Un malheureux accident, qui a causé la mort de deux personnes, est survenu, hier soir, à sept heures et demie, rue de l’Université.
M. Charlet, qui gère un établissement de vin au numéro 127 de cette rue, faisait brûler de la paille dans les water-closets afin, disait-il, de détruire les miasmes. À quelques mètres de là, le concierge de l’immeuble, M. Lédard, âgé de quarante et un ans, et sa fille Marcelle, âgée de cinq ans, suivaient l’opération ; ils s’étaient placés sur la trappe même qui recouvre la fosse d’aisances.

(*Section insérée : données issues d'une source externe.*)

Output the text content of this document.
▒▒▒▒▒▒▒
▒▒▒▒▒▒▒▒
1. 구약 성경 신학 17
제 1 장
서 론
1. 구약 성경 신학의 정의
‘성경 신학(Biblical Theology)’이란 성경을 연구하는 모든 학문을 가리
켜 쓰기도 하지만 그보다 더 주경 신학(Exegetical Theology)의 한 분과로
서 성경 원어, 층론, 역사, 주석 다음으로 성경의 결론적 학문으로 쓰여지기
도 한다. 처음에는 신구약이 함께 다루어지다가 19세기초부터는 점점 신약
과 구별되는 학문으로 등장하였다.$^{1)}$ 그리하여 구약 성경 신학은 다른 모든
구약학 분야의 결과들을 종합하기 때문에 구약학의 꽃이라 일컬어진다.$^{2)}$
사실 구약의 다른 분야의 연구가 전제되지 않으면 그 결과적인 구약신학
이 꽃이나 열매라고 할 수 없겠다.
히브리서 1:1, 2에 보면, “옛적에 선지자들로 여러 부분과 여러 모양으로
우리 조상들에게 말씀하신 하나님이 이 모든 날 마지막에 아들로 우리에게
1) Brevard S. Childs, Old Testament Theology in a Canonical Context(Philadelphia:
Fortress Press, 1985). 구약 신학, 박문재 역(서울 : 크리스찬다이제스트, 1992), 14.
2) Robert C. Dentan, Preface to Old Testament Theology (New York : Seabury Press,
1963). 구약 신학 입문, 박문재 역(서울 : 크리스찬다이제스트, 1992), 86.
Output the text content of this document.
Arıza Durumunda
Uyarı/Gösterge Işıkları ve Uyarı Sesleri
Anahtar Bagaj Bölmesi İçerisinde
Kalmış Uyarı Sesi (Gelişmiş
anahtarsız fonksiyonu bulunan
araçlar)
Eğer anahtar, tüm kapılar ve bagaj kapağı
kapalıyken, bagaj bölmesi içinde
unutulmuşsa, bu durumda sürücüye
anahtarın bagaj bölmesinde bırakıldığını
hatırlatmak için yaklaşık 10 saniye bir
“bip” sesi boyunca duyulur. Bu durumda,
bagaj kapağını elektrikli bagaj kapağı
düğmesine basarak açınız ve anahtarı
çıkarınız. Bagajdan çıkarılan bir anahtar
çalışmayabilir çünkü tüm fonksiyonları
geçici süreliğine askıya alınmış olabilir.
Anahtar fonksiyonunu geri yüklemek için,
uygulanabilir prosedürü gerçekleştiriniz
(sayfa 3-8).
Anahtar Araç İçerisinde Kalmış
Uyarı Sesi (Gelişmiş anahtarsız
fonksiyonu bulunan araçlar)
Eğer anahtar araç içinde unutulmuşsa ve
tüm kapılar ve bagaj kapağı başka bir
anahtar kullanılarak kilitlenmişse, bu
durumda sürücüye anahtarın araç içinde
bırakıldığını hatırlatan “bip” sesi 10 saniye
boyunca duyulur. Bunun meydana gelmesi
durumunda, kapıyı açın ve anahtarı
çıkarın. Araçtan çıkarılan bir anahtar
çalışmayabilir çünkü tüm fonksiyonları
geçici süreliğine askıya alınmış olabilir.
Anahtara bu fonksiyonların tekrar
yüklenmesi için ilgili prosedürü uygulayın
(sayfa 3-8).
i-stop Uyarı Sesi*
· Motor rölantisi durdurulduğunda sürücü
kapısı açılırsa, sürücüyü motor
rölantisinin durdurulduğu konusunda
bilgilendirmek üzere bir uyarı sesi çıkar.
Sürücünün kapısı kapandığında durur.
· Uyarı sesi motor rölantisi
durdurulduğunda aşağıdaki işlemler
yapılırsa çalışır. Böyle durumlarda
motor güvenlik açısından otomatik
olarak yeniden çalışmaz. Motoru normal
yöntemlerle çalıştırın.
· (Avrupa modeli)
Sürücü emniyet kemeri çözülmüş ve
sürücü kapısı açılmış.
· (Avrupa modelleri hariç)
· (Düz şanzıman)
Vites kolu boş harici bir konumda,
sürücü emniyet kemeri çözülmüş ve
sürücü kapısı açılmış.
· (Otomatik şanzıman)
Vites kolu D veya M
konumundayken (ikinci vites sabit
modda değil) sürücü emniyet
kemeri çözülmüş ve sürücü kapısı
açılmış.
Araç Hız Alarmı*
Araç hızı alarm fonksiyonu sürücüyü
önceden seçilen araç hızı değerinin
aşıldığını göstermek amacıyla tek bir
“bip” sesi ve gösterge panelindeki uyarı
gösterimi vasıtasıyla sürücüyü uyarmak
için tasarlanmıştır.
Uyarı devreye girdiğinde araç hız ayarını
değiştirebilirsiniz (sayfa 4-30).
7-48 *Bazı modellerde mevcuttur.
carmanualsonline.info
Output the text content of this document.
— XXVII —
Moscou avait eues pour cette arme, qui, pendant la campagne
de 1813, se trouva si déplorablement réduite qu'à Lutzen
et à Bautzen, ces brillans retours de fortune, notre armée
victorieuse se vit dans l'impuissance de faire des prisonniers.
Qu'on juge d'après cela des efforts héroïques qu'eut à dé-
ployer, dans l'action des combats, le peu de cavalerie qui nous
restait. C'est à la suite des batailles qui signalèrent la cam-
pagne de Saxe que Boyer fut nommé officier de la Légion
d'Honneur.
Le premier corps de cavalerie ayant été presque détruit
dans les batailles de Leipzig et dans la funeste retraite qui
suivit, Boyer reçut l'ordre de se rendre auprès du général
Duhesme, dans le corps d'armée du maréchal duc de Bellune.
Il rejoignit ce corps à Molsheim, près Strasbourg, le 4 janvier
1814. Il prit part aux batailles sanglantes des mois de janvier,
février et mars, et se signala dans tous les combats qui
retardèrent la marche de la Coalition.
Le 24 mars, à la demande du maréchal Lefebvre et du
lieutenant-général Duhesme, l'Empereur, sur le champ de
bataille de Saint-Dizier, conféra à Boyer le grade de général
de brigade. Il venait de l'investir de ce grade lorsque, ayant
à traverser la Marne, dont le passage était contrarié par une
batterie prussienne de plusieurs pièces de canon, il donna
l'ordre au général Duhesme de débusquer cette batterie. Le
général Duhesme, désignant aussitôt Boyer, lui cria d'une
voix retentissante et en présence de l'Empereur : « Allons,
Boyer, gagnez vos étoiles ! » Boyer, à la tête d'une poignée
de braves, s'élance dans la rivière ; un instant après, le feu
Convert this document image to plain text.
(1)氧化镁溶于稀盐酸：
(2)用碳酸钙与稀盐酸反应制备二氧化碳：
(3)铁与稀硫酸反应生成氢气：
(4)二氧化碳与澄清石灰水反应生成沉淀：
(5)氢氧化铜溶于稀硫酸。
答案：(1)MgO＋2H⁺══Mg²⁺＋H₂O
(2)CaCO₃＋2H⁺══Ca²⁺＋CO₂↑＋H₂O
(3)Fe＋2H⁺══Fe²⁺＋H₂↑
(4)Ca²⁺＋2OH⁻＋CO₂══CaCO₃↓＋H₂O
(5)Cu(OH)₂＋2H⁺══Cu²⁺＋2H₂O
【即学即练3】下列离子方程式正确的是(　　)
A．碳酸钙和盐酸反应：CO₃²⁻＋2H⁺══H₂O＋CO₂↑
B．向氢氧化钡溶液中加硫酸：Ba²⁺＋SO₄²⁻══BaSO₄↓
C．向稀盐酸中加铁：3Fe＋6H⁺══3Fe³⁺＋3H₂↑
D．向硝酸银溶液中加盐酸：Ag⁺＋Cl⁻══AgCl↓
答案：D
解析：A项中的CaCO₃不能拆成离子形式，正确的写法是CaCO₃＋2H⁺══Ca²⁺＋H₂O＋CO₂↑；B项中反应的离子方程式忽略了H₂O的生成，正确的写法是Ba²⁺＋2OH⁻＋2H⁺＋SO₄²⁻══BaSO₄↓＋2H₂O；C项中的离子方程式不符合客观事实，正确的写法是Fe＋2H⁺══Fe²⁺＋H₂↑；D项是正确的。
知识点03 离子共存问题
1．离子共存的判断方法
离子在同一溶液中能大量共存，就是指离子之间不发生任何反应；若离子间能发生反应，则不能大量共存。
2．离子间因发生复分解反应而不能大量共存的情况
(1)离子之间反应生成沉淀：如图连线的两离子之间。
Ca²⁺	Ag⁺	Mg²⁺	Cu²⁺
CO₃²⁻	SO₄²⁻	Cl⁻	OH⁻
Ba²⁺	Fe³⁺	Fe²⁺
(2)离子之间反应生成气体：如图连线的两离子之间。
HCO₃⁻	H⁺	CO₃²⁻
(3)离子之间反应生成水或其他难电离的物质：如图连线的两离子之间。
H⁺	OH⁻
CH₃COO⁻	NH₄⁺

La paille flambait joyeusement et des flammèches voltigeaient dans tous les sens, quand soudain une violente explosion se produisit. La trappe de la fosse fut violemment soulevée et M. Lédard, ainsi que sa fille, tombèrent dans le trou béant et nauséabond.
Le bruit de la détonation fut entendu de très loin ; des voisins, puis des passants accoururent.
Le gardien de la paix Baurie, du septième arrondissement, qui habite l’immeuble et qui était en train de s’habiller pour aller prendre son service, se rendit en toute hâte dans la cour et se dirigea vers la fosse où déjà des voisins avaient descendu des échelles. Le gardien Baurie se hasarda dans le trou, saisit le corps de Lédard et le remonta-à l’air libre.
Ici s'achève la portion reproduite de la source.